We have stated essentially that each mortal upon departing from this life enters into conditions where human language is not only not needed, but is unusable; therefore we may be asked how returning spirits can possibly speak to us in our language, which is no longer at their command. They measurably rechange or change back their conditions when they reconnect themselves with a mortal form; they then come back to where earth language is needful, and where fitting instrumentality for revival of knowledge and use of such language exist. They, however, do not reconnect themselves with their own former forms, nor often with forms which they can use as well as they formerly did their own; in many, very many instances, those who, in their own forms, were eminent for polished diction and fervid eloquence, either get such slight control or get hold of such rickety or such rigid vocal apparatus, that they can make no perceptible approximation to their former productions. The reincarnated spirit is a somewhat mystical being, half spirit, half man, and as a spirit can read the thoughts of man, and as man can use human language.
Flattery was sometimes poured over the minister through the lips of Martha, with a lavishness indicative of its flowing from some ensconsed waggish spirit, amusing himself by tickling the vanity of the egotistical black coat, much more than from a guileless miss speaking to her consequential minister.
A special scene is thus described by Mather:--
"There stood open the study of one belonging to the family, into which entering, she stood immediately on her feet, and cried out, 'They are gone! They are gone! They say they cannot. God won't let 'em come here!' adding a reason for it which the owner of the study thought more kind than true; and she presently and perfectly came to herself, so that her whole discourse and carriage was altered into the greatest measure of sobriety."
Very likely Mather was then egregiously cajoled by _some_ one. Observation, together with information otherwise obtained, renders it obvious that one essential condition of psychological control is, that the magnetisms or auras of the controlling mind shall, at the time, be, in the mass of its operative qualities and powers, stronger than, or positive to, any other person's spheres, auras, or emanations amid which the control is either to be taken or held on to. Suppose, then, what would be necessary under the circumstances, that the atmosphere, walls, and furniture of that study were highly charged with emanations from the vigorous minded Mather, who was then present, and consequently his own halo was radiating there and keeping his surroundings fully charged with himself.

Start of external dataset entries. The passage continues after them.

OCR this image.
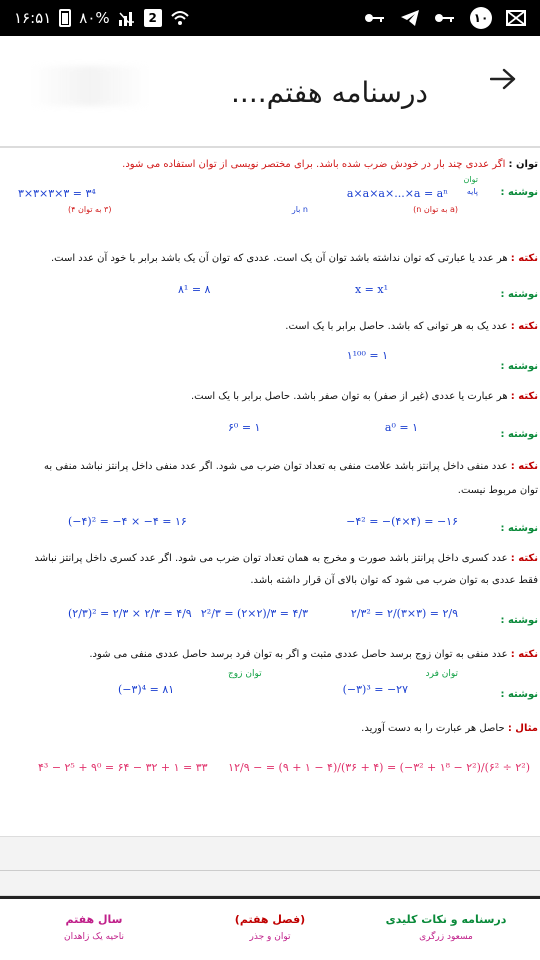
۱۶:۵۱ ۸۰%	2	۱۰
درسنامه هفتم....
توان : اگر عددی چند بار در خودش ضرب شده باشد. برای مختصر نویسی از توان استفاده می شود.
نوشته :
توان
پایه
a×a×a×...×a = aⁿ
n بار	(a به توان n)
۳×۳×۳×۳ = ۳⁴
(۳ به توان ۴)
نکته : هر عدد یا عبارتی که توان نداشته باشد توان آن یک است. عددی که توان آن یک باشد برابر با خود آن عدد است.
x = x¹
۸¹ = ۸	نوشته :
نکته : عدد یک به هر توانی که باشد. حاصل برابر با یک است.
۱¹⁰⁰ = ۱
نوشته :
نکته : هر عبارت یا عددی (غیر از صفر) به توان صفر باشد. حاصل برابر با یک است.
a⁰ = ۱
۶⁰ = ۱
نوشته :
نکته : عدد منفی داخل پرانتز باشد علامت منفی به تعداد توان ضرب می شود. اگر عدد منفی داخل پرانتز نباشد منفی به
توان مربوط نیست.
−۴² = −(۴×۴) = −۱۶
(−۴)² = −۴ × −۴ = ۱۶
نوشته :
نکته : عدد کسری داخل پرانتز باشد صورت و مخرج به همان تعداد توان ضرب می شود. اگر عدد کسری داخل پرانتز نباشد
فقط عددی به توان ضرب می شود که توان بالای آن قرار داشته باشد.
۲/۳² = ۲/(۳×۳) = ۲/۹
۲²/۳ = (۲×۲)/۳ = ۴/۳
(۲/۳)² = ۲/۳ × ۲/۳ = ۴/۹
نوشته :
نکته : عدد منفی به توان زوج برسد حاصل عددی مثبت و اگر به توان فرد برسد حاصل عددی منفی می شود.
توان فرد
توان زوج
(−۳)³ = −۲۷
(−۳)⁴ = ۸۱	نوشته :
مثال : حاصل هر عبارت را به دست آورید.
۱۲/۹ − = (۹ + ۱ − ۴)/(۳۶ + ۴) = (−۳² + ۱⁸ − ۲²)/(۶² ÷ ۲²)
۴³ − ۲⁵ + ۹⁰ = ۶۴ − ۳۲ + ۱ = ۳۳
درسنامه و نکات کلیدی
مسعود زرگری
(فصل هفتم)
توان و جذر
سال هفتم
ناحیه یک زاهدان
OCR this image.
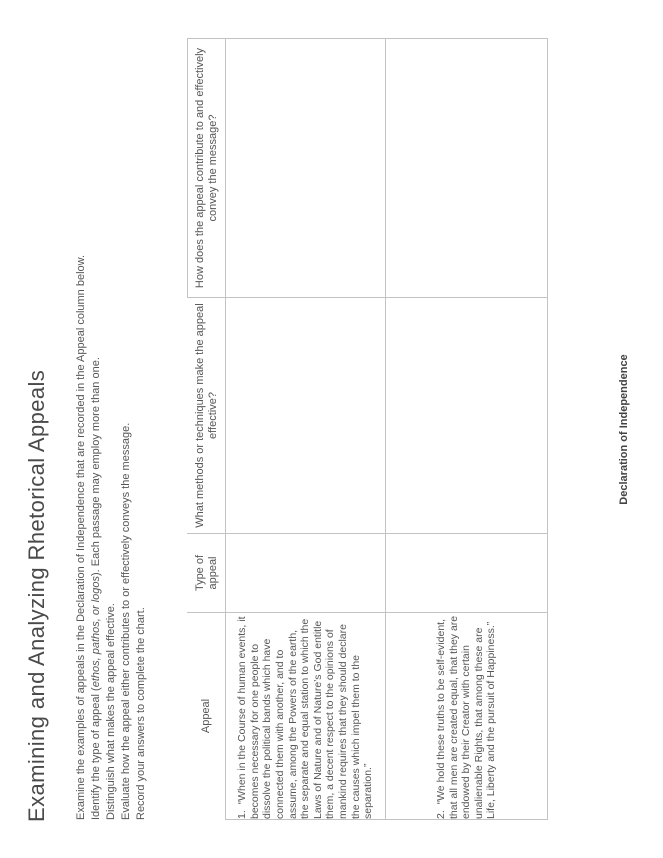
Examining and Analyzing Rhetorical Appeals Examine the examples of appeals in the Declaration of Independence that are recorded in the Appeal column below. Identify the type of appeal (ethos, pathos, or logos). Each passage may employ more than one.

Distinguish what makes the appeal effective. Evaluate how the appeal either contributes to or effectively conveys the message. Record your answers to complete the chart.	Appeal	Type of appeal	What methods or techniques make the appeal effective?	How does the appeal contribute to and effectively convey the message?
1.  “When in the Course of human events, it becomes necessary for one people to dissolve the political bands which have connected them with another, and to assume, among the Powers of the earth, the separate and equal station to which the Laws of Nature and of Nature’s God entitle them, a decent respect to the opinions of mankind requires that they should declare the causes which impel them to the separation.”			
2.  “We hold these truths to be self-evident, that all men are created equal, that they are endowed by their Creator with certain unalienable Rights, that among these are Life, Liberty and the pursuit of Happiness.”			
Declaration of Independence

Physical and also external mental and emotional effluvia from him might then be so repulsive to magnetisms pertaining to spirits of any moral quality whatsoever, that no visitant from unseen realms would try to withstand the repulsion. If such was the condition of things, the parting exclamation of the last to remain, might well be, "They are gone; God won't let 'em come here!" Such statement would be in full harmony with the most common use of language to-day by spirits, for they are accustomed to say that God won't let them do this or that, when, according to their own oft-repeated explanation, they mean only that the forces of nature oppose or control them. God and natural forces with them generally mean one and the same all-dominating power--God's forces as well as himself are called by his name by visitants who read his operations with more than mortal accuracy.

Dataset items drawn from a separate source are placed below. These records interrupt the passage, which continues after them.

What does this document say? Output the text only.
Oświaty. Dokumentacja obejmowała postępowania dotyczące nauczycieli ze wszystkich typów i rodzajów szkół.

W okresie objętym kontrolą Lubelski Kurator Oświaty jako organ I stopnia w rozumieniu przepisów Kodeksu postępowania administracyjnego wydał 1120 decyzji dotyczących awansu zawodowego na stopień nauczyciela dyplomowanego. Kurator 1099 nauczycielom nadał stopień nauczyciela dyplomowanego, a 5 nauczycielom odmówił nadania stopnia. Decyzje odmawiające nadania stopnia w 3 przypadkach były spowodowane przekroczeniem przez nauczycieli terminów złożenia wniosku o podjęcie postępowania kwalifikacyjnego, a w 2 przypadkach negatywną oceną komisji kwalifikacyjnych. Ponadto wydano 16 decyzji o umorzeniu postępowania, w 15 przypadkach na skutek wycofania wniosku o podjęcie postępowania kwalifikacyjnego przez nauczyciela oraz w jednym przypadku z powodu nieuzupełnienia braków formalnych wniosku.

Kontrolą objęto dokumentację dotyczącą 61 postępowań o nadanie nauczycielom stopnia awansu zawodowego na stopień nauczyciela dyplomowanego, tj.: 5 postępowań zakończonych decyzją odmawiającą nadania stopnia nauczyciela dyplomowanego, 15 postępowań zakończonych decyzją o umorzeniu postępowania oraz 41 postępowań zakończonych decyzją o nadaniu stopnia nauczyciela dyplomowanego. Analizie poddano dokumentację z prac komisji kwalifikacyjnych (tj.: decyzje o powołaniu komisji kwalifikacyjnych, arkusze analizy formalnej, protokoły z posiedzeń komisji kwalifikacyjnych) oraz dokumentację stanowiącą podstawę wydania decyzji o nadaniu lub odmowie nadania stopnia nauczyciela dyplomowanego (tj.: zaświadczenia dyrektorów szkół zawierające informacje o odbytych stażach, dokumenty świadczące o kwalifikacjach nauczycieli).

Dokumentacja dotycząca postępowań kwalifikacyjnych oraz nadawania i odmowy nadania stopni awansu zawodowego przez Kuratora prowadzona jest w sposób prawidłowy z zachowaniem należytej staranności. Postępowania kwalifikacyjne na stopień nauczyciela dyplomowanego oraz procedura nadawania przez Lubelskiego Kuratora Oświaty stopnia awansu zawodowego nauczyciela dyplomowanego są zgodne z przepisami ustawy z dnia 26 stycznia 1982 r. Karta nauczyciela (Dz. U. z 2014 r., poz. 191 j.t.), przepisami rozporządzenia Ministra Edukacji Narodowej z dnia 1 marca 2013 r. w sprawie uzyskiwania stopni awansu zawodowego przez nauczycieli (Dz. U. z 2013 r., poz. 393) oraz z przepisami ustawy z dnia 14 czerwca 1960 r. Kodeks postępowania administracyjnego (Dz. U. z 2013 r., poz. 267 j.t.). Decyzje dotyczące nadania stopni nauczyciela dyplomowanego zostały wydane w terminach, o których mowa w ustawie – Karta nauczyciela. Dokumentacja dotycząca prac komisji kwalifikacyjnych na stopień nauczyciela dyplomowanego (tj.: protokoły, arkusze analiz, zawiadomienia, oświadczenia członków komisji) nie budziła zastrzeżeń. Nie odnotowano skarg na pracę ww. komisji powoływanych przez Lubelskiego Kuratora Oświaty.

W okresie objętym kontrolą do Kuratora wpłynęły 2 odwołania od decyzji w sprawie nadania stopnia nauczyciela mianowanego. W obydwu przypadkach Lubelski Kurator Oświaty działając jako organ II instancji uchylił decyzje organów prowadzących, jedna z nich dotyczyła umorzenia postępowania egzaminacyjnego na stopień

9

"She presently and perfectly came to herself, so that her whole discourse and carriage was altered into the greatest measure of sobriety." Yes, naturally so; for Martha Goodwin herself resumed control of her own body, and re-exhibited the religiously educated and guileless girl which she in fact was, just as soon as usurping visitants vacated her legitimate premises. So long as her form was dominated by another's mind, her existence was either a blank to herself, or, if conscious, she was powerless.